Happily, the new law plans to change this appalling situation for some unmarried fathers. Those who have been cohabiting with their partner for 12 months, including at least three months following the birth of the child, will receive automatic guardianship rights. However, the big question is why Justice Minister Frances Fitzgerald opted for this rather complicated cohabitation test instead of just conferring automatic guardianship rights on all fathers upon the birth of their child?
This was a course of action that was recommended by the Law Reform Commission as far back as 1982, when it said that non-marital fathers should automatically become a joint guardian. That advice was ignored. The Law Reform Commission, in 2010, again recommended that automatic guardianship should be linked to compulsory joint registration of the birth of the child.
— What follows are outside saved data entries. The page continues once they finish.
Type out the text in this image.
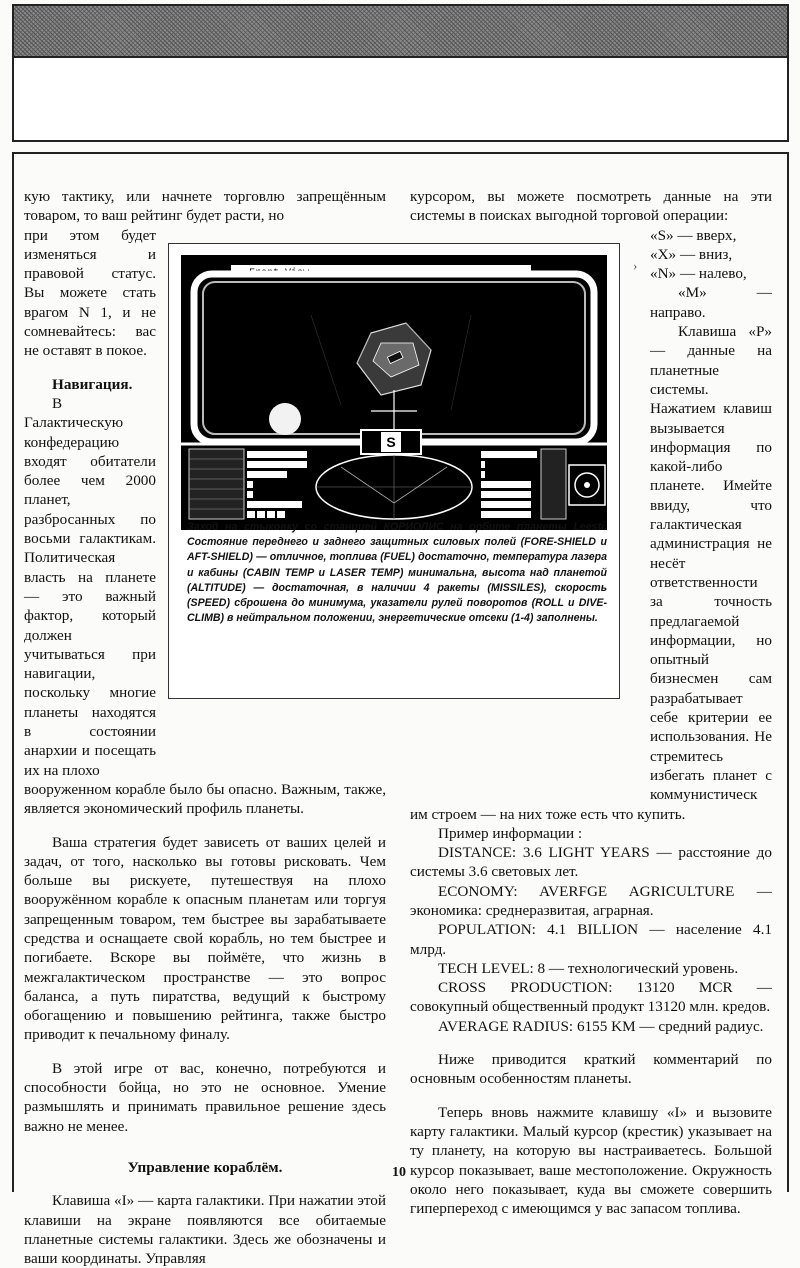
кую тактику, или начнете торговлю запрещённым товаром, то ваш рейтинг будет расти, но

при этом будет изменяться и правовой статус. Вы можете стать врагом N 1, и не сомневайтесь: вас не оставят в покое.

Навигация.

В Галактическую конфедерацию входят обитатели более чем 2000 планет, разбросанных по восьми галактикам. Политическая власть на планете — это важный фактор, который должен учитываться при навигации, поскольку многие планеты находятся в состоянии анархии и посещать их на плохо

вооруженном корабле было бы опасно. Важным, также, является экономический профиль планеты.

Ваша стратегия будет зависеть от ваших целей и задач, от того, насколько вы готовы рисковать. Чем больше вы рискуете, путешествуя на плохо вооружённом корабле к опасным планетам или торгуя запрещенным товаром, тем быстрее вы зарабатываете средства и оснащаете свой корабль, но тем быстрее и погибаете. Вскоре вы поймёте, что жизнь в межгалактическом пространстве — это вопрос баланса, а путь пиратства, ведущий к быстрому обогащению и повышению рейтинга, также быстро приводит к печальному финалу.

В этой игре от вас, конечно, потребуются и способности бойца, но это не основное. Умение размышлять и принимать правильное решение здесь важно не менее.

Управление кораблём.

Клавиша «I» — карта галактики. При нажатии этой клавиши на экране появляются все обитаемые планетные системы галактики. Здесь же обозначены и ваши координаты. Управляя

курсором, вы можете посмотреть данные на эти системы в поисках выгодной торговой операции:

«S» — вверх,

«X» — вниз,

«N» — налево,

«M» — направо.

Клавиша «P» — данные на планетные системы. Нажатием клавиш вызывается информация по какой-либо планете. Имейте ввиду, что галактическая администрация не несёт ответственности за точность предлагаемой информации, но опытный бизнесмен сам разрабатывает себе критерии ее использования. Не стремитесь избегать планет с коммунистическ

им строем — на них тоже есть что купить.

Пример информации :

DISTANCE: 3.6 LIGHT YEARS — расстояние до системы 3.6 световых лет.

ECONOMY: AVERFGE AGRICULTURE — экономика: среднеразвитая, аграрная.

POPULATION: 4.1 BILLION — население 4.1 млрд.

TECH LEVEL: 8 — технологический уровень.

CROSS PRODUCTION: 13120 MCR — совокупный общественный продукт 13120 млн. кредов.

AVERAGE RADIUS: 6155 KM — средний радиус.

Ниже приводится краткий комментарий по основным особенностям планеты.

Теперь вновь нажмите клавишу «I» и вызовите карту галактики. Малый курсор (крестик) указывает на ту планету, на которую вы настраиваетесь. Большой курсор показывает, ваше местоположение. Окружность около него показывает, куда вы сможете совершить гиперпереход с имеющимся у вас запасом топлива.

›
Front View
S
Заход на стыковку со станцией КОРИОЛИС на орбите планеты Leesti. Состояние переднего и заднего защитных силовых полей (FORE-SHIELD и AFT-SHIELD) — отличное, топлива (FUEL) достаточно, температура лазера и кабины (CABIN TEMP и LASER TEMP) минимальна, высота над планетой (ALTITUDE) — достаточная, в наличии 4 ракеты (MISSILES), скорость (SPEED) сброшена до минимума, указатели рулей поворотов (ROLL и DIVE-CLIMB) в нейтральном положении, энергетические отсеки (1-4) заполнены.
10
It reached its decision having regard to two guiding principles: the best interests of the child and the notion that all parents should be treated equally, regardless of gender or marital status.
Regrettably, the Minister has jettisoned this advice and her new Bill still seems to presumptively view some unmarried fathers as feckless sperm donors with no interest in the lives of their children. There are many reasons why a couple may not want to cohabit or that a relationship may break down before the birth of a child. Why should these fathers be discriminated against?
Speaking on Newstalk last week, the Minister said she opted for the cohabitation test as a means of demonstrating "responsibility and day-to-day involvement". This is an extraordinary statement, implying that the only way to be show responsibility for your child is to live with its mother. She also said that those men not covered by the new Bill would be able to apply for a statutory declaration, which is a legal document signed in the presence of a peace commissioner conferring guardianship rights.
What she didn't say is that there is no central register for these documents, meaning that if it goes missing, or one parent decides to rip it up, there is no evidence that it ever existed and a man's guardianship rights are immediately extinguished.
I asked the Department if the Bill contained any provision to set up a register of these statutory declarations and it said no because it would have "significant resource implications and would have very limited value". This would be true if the Bill conferred guardianship rights on every father but it doesn't, so surely some record should exist somewhere of who exactly is acting as guardian for children - if not for the benefit of fathers, then as a means for the State to maintain a register of anyone with parental responsibility for a child.
There is no doubt that some fathers' behaviour strips them of any right to any say in the upbringing of their children but the law should not presume guilt instead of innocence.
Overall, the new Bill will have a hugely positive impact in the lives of tens of thousands of families, but conferring automatic guardianship rights on all fathers would make it even better.